As atitudes impulsivas, nesse período, são substituídas, gradativamente, por
motivos que movimentam as ações desejadas, as quais possuem finalidades muito
específicas e pontuais. É verificado um desenvolvimento gradual da esfera motivaciona l,
que de início é mais instável, mas ao longo de seu desenvolvimento apresenta maior
estabilidade e coerência nas operações.
Os sentimentos também adquirem maior estabilidade e profundidade durante o
desenvolvimento infantil. Nos estágios iniciais, a criança externaliza os sentimentos de
impetuosidade, intensidade e impulsividade. Nas etapas subsequentes, “crescem as
tendências de maior regularidade, tanto em relação aos eventos que os estimulam quanto
às formas e/ou meios pelos quais são comunicados” (MARTINS, 2006, p. 39). Esses
sentimentos se tornam mais estáveis e compatíveis com base nas experiências e
conquistas intelectuais pessoais, enriquecendo a estrutura emocional de sua
personalidade.
Os traços de caráter estruturam-se nas relações que são vivenciadas no curso do
desenvolvimento psíquico. “São sistemas de reação da pessoa à realidade, [...] padrões de
respostas que se tornam típicos de dado indivíduo, expressando atitudes relativamente
estáveis frente a determinadas circunstâncias e aspectos da realidade.” (MARTINS, 2006,
p. 36). Nas relações sociais que estabelece durante sua vida, a criança compreende
modelos orientados por normas, regras, costumes e moralidade do grupo a que pertence,
agindo de acordo com eles. Dependendo da vivência social e cultural, existem parâmetros
constituídos pela sociedade, orientando as ações efetuadas.

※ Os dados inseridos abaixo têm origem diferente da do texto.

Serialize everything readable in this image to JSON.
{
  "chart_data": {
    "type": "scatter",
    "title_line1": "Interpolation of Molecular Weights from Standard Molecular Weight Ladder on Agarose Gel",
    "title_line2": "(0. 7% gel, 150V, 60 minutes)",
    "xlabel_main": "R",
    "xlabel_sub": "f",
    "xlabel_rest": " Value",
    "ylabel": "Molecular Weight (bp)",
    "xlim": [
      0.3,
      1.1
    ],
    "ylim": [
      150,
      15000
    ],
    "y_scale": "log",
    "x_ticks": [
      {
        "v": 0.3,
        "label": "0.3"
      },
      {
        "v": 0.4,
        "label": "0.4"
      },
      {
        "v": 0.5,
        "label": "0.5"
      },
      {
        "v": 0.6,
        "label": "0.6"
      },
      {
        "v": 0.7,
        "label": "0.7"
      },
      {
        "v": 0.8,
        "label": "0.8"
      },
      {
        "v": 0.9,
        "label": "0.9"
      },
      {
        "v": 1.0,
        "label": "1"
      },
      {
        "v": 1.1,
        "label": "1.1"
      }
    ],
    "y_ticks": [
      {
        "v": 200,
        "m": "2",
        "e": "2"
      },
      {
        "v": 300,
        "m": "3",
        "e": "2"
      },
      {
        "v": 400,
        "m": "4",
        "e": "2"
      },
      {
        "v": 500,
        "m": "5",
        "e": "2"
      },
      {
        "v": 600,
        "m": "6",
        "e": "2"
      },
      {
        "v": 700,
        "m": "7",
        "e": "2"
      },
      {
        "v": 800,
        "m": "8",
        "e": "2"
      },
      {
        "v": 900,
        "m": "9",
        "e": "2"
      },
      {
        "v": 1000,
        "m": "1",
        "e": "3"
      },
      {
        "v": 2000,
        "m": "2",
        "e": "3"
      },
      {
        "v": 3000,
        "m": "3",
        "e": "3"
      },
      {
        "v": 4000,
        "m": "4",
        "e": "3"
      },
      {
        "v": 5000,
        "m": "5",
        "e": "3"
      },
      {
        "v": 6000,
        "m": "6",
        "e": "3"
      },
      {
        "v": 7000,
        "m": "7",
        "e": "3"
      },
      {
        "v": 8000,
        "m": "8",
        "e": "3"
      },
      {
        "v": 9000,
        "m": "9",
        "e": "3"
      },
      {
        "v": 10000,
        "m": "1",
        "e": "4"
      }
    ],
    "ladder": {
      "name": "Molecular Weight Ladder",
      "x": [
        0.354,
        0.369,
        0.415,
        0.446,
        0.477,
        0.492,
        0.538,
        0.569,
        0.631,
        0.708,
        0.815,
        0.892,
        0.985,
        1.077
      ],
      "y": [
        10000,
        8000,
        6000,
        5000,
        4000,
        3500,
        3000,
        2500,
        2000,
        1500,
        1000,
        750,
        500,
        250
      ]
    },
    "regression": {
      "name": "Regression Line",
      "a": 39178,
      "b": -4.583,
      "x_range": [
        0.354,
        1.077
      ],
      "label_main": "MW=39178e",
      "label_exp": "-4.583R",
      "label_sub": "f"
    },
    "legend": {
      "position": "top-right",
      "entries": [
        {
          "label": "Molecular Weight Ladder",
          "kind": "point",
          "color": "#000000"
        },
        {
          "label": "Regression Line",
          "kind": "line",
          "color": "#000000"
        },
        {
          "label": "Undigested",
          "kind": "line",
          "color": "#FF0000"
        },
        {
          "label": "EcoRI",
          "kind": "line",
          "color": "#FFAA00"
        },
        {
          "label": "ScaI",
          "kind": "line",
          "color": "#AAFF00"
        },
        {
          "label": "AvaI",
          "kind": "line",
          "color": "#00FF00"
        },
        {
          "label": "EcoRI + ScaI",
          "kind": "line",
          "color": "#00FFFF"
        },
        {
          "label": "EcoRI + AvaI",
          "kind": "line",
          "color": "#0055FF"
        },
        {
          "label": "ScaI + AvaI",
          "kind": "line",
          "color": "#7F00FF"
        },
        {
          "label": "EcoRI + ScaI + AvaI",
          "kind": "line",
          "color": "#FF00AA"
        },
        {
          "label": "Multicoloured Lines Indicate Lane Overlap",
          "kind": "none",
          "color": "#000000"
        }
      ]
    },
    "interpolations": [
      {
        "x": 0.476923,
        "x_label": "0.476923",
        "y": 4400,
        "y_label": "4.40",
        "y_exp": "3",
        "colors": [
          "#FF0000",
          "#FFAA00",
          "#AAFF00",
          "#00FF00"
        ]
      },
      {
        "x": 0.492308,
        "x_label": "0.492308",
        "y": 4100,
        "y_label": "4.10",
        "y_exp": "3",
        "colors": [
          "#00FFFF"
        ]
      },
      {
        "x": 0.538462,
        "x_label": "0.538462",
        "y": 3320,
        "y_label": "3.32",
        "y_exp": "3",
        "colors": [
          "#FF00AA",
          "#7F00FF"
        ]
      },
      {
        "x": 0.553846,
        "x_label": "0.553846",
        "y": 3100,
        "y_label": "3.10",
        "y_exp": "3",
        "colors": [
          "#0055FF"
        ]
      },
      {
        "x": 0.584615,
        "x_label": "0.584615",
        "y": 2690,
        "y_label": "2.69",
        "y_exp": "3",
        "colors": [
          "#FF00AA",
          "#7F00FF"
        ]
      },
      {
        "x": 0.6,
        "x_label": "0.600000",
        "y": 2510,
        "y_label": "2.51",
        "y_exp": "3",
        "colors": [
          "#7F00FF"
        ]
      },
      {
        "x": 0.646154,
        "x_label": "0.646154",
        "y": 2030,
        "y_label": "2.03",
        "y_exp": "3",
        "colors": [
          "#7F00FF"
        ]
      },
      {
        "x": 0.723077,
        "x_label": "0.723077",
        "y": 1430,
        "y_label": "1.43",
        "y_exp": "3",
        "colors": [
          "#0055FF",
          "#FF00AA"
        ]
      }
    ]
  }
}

Nas questões gerais do desenvolvimento da personalidade na infância, interessa -
nos verificar como a brincadeira do faz-de-conta influencia e interfere nos aspectos
relacionados à personalidade (consciência, motivos, emoções, sentimentos e traços de
caráter).
De acordo com o contexto, na brincadeira do faz-de-conta, a criança exercita a
independência que tanto deseja e que não lhe é conferida. Esse exercício facilitará a
compreensão do comportamento e das relações dos adultos que a cercam, isto é, dos
modelos de conduta mais próximos dela.
7
Analisando as particularidades da personalidade descritas até o momento e a
influência da brincadeira em seu desenvolvimento, consideramos que a brincadeira se
processa na consciência, permitindo a realização de um ato, que para a criança é apenas
teórico. Com o avanço do domínio da brincadeira, o que era um ato específico, como
segurar uma boneca, passa a articular várias ações ligadas à boneca, como cuidados
normalmente dispensados a um bebê. Assim, a criança exercita e amplia seu
conhecimento de mundo, desafiando seu domínio e reestruturando sua consciência.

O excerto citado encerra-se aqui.